People have been questioning me about different things, so I feel like somethings need to be said. I am from a small town in the Midwest. My family has served in every single war since World War 1 to present. I was raised to respect this country. I was taught that serving a cause bigger then myself was my duty.
When I was eleven years old, I was molested by a sixteen year old. I was told that if I ever told any one that I would be killed. So I never said anything until I was 20 years old. Once I graduated from high school, I went to University of Cincinnati where I was raped by two black men. I reported it, had a rape kit done and was told by female University Police Officer that I deserved to be raped since I was drinking underage and drunk. That destroyed me and I came close to jumping off of Siddall Hall’s roof.
When I was 23, I was raped by a friend. I did not bother to go to the police to report it because I knew that I would be blamed. I started going to therapy and tried to get my life back together. My sponsor helped me to see that I had a drinking problem and we worked some of the steps in AA. I managed to get a year in a half sober before I left for the Navy.

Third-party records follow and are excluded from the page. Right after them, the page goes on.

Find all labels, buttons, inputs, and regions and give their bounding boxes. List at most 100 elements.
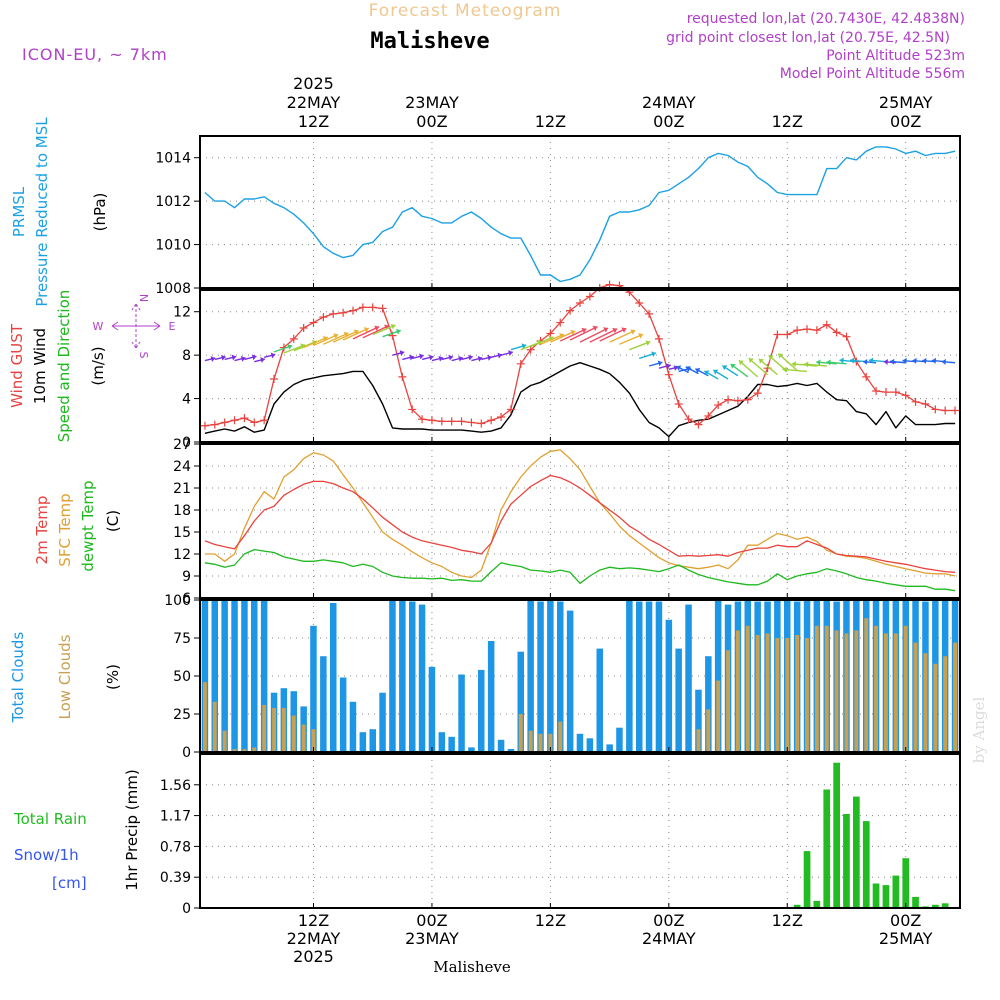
pressure-line — [204, 146, 956, 283]
gust-point — [319, 313, 328, 322]
pressure-unit: (hPa) — [91, 193, 109, 232]
total-cloud-bar — [695, 689, 702, 752]
wind-arrow-head — [883, 359, 888, 366]
wind-direction-arrow — [748, 357, 768, 376]
gust-point — [457, 417, 466, 426]
time-label-top: 12Z — [772, 112, 803, 131]
total-cloud-bar — [339, 677, 347, 752]
y-tick-label: 12 — [173, 305, 191, 321]
low-cloud-bar — [252, 747, 257, 752]
low-cloud-bar — [933, 663, 938, 752]
wind-direction-arrow — [540, 333, 565, 345]
total-cloud-bar — [418, 604, 426, 752]
total-cloud-bar — [655, 601, 663, 752]
wind-direction-arrow — [313, 333, 339, 347]
rain-bar — [803, 851, 811, 908]
wind-direction-arrow — [323, 332, 349, 345]
grid-point-coords: grid point closest lon,lat (20.75E, 42.5… — [666, 30, 950, 46]
total-cloud-bar — [399, 600, 406, 752]
gust-point — [704, 411, 713, 420]
y-tick-label: 50 — [173, 669, 191, 685]
gust-point — [664, 370, 673, 379]
y-tick-label: 4 — [182, 392, 191, 408]
total-cloud-bar — [241, 600, 248, 752]
y-tick-label: 100 — [164, 593, 191, 609]
wind-arrow-head — [221, 354, 226, 361]
gust-point — [566, 306, 575, 315]
compass-w: W — [93, 320, 104, 333]
wind-arrow-head — [300, 343, 306, 349]
wind-arrow-head — [428, 354, 434, 361]
total-cloud-bar — [705, 656, 712, 752]
gust-point — [289, 334, 298, 343]
gust-point — [783, 330, 792, 339]
low-cloud-bar — [301, 724, 306, 752]
gust-point — [822, 320, 831, 329]
gust-point — [270, 375, 279, 384]
wind10-line — [204, 362, 956, 438]
total-cloud-bar — [428, 666, 436, 752]
wind-arrow-head — [673, 365, 679, 371]
wind-arrow-head — [487, 354, 492, 361]
wind-arrow-head — [468, 354, 473, 361]
gust-point — [378, 304, 387, 313]
rain-bar — [843, 814, 850, 908]
wind-arrow-head — [791, 361, 796, 368]
low-cloud-bar — [716, 680, 721, 752]
low-cloud-bar — [755, 635, 760, 752]
wind-arrow-head — [621, 327, 627, 333]
gust-point — [309, 318, 318, 327]
y-tick-label: 75 — [173, 631, 191, 647]
time-label-bottom: 25MAY — [879, 929, 933, 948]
time-label-top: 00Z — [653, 112, 684, 131]
low-cloud-bar — [528, 730, 533, 752]
gust-point — [901, 391, 910, 400]
low-cloud-bar — [291, 715, 296, 752]
low-cloud-bar — [834, 630, 839, 752]
snow-label: Snow/1h — [14, 846, 79, 864]
sfc-temp-label: SFC Temp — [56, 493, 74, 566]
low-cloud-bar — [903, 625, 908, 752]
time-label-bottom: 00Z — [653, 911, 684, 930]
time-label-top: 00Z — [416, 112, 447, 131]
gust-point — [487, 416, 496, 425]
low-cloud-bar — [854, 630, 859, 752]
wind-arrow-head — [839, 357, 844, 364]
gust-point — [842, 332, 851, 341]
wind-arrow-head — [399, 350, 405, 356]
time-label-top: 2025 — [293, 74, 334, 93]
gust-point — [862, 372, 871, 381]
dewpoint-line — [204, 548, 956, 592]
y-tick-label: 1008 — [155, 281, 191, 297]
total-cloud-bar — [527, 600, 534, 752]
precip-axis-label: 1hr Precip (mm) — [123, 769, 141, 890]
gust-point — [891, 388, 900, 397]
total-cloud-bar — [369, 729, 376, 752]
wind-arrow-head — [630, 329, 636, 335]
gust-point — [812, 326, 821, 335]
wind-arrow-head — [287, 344, 293, 350]
gust-point — [467, 418, 476, 427]
wind-arrow-head — [651, 351, 656, 358]
rain-bar — [793, 904, 801, 908]
low-cloud-bar — [558, 721, 563, 752]
requested-coords: requested lon,lat (20.7430E, 42.4838N) — [687, 11, 965, 27]
total-cloud-bar — [251, 600, 258, 752]
y-tick-label: 6 — [182, 591, 191, 607]
footer-location: Malisheve — [433, 958, 511, 976]
gust-point — [408, 405, 417, 414]
rain-label: Total Rain — [13, 810, 87, 828]
total-cloud-bar — [616, 727, 623, 752]
total-cloud-bar — [557, 601, 564, 752]
total-cloud-bar — [636, 601, 643, 752]
time-label-bottom: 12Z — [772, 911, 803, 930]
wind-arrow-head — [869, 357, 874, 364]
y-tick-label: 24 — [173, 459, 191, 475]
compass-e: E — [169, 320, 176, 333]
wind-arrow-head — [685, 366, 691, 372]
wind-arrow-head — [210, 356, 216, 362]
wind-arrow-head — [353, 329, 359, 335]
y-tick-label: 1.56 — [160, 778, 191, 794]
time-label-top: 12Z — [535, 112, 566, 131]
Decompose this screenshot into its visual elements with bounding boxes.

I was raped by a third class Petty Officer at Super 8 hotel on January 17, 2004. I reported it to my chain of command. I was immediately told that it was my fault, that I had a drinking problem and was treated like I was scum of the earth. I was retaliated against, emotionally abused and had my career ruined. He kept his job, was promoted and become Sailor of the year.
I live with PTSD every single day. I have flashbacks, body memories, grief, anxiety, depression and a tendency to cut myself. This is because I want to stop the emotional pain that I feel and at times have wanted to kill myself. I have shared my truth in the two books I have written which are The Boulders In My Life That Shaped My Journey and The Journey Back to Myself: A Book of Healing Poetry.